Şunu da biliyoruz: Kayyımlar gidince milyonluk işleri kaybeden bir kesim de mevcut. Onlar çadır kurmuyor, ortalıkta görünmüyorlar elbette. Ancak belediyelere kayyım atansın diye daha üstten bastırıyorlar.

Peki, mevcut İçişleri Bakanı olup bitenleri nasıl izliyor?

*

Provokatif eylemler, belediyelere kayyım atanacak mı endişesi, kayyımların geride bıraktığı borçlar, başkanları kriminalize etme çabaları, mülki amirlerin başkanlarla sıfır iletişimi, bölgede meydana gelen yangınlar...

Muhtemelen dünyanın hiçbir yerinde hiçbir belediye DEM Partili belediyeler kadar ötekileştirilmedi, düşmanlaştırılmadı ve hükümet tarafından yok hükmünde bir muamele görmemiştir.

DEM Partili belediyelerin işi hiç de kolay değil. Belediye esas işi olan hizmete mi yoğunlaşacak yoksa "Kayyıma hayır" mı diyecek? Şehrin sorunlarını gidermek için mi kolları sıvayacak yoksa Meclis'ten kendilerine yönelik ithamlara mı cevap verecek?

Bütün bunlara rağmen çalışıyor belediyeler. Kayyımlardan kalan bariyerler kaldırıldı ve halk, derdini anlatmak için rahatça girebiliyor belediyelere. Halk, belediyeleri rahatça eleştirmek de istiyor. Ancak bu kadar haksız, mesnetsiz, insafsız saldırıyı savuşturmak telaşından belediye başkanı seçtiği insanları eleştirmeyi etik bulamıyor. Hem, daha üç ay geçti seçimlerin üzerinden ve olup bitenler yüzünden seçtikleri başkanların performansını gözlemlemeye vakit bulamadılar.

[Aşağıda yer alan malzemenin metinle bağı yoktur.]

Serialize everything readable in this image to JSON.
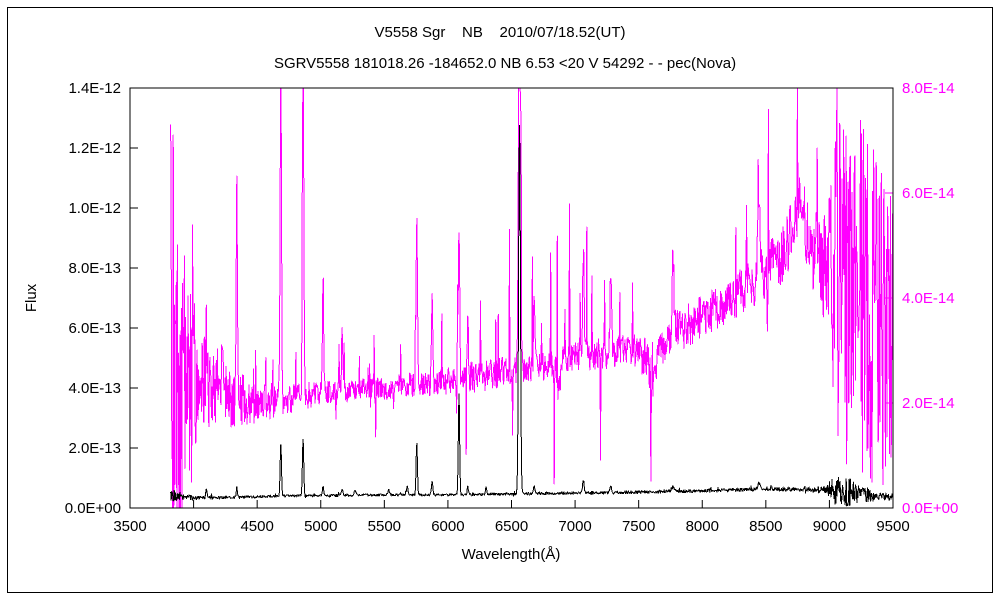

Ezcümle, memlekette bir "normalleşme", "yumuşama" olacaksa hükümetin DEM Partili belediyelere yaklaşımıyla olacak. Ancak görünen o ki hükümet bunun için ayak diretiyor. Normalleşme ve yumuşama, en azından şimdilik, askıya alındı ve bir oyalama taktiği olarak dönem siyasetinin arşivine girdi.

O halde, bütün tehditlere rağmen, iş yine seçmene düşüyor.

Seçmen, dirayetli, çalışkan, hakkaniyetli, eşitlikçi bir belediyecilik için seçilmiş başkanların yanında durarak kayyım tehlikesi bertaraf edilebilir.

Sonra? Sonra icap ederse başkanların yanlış yaptıklarını hep beraber gönül rahatlığıyla eleştirelim.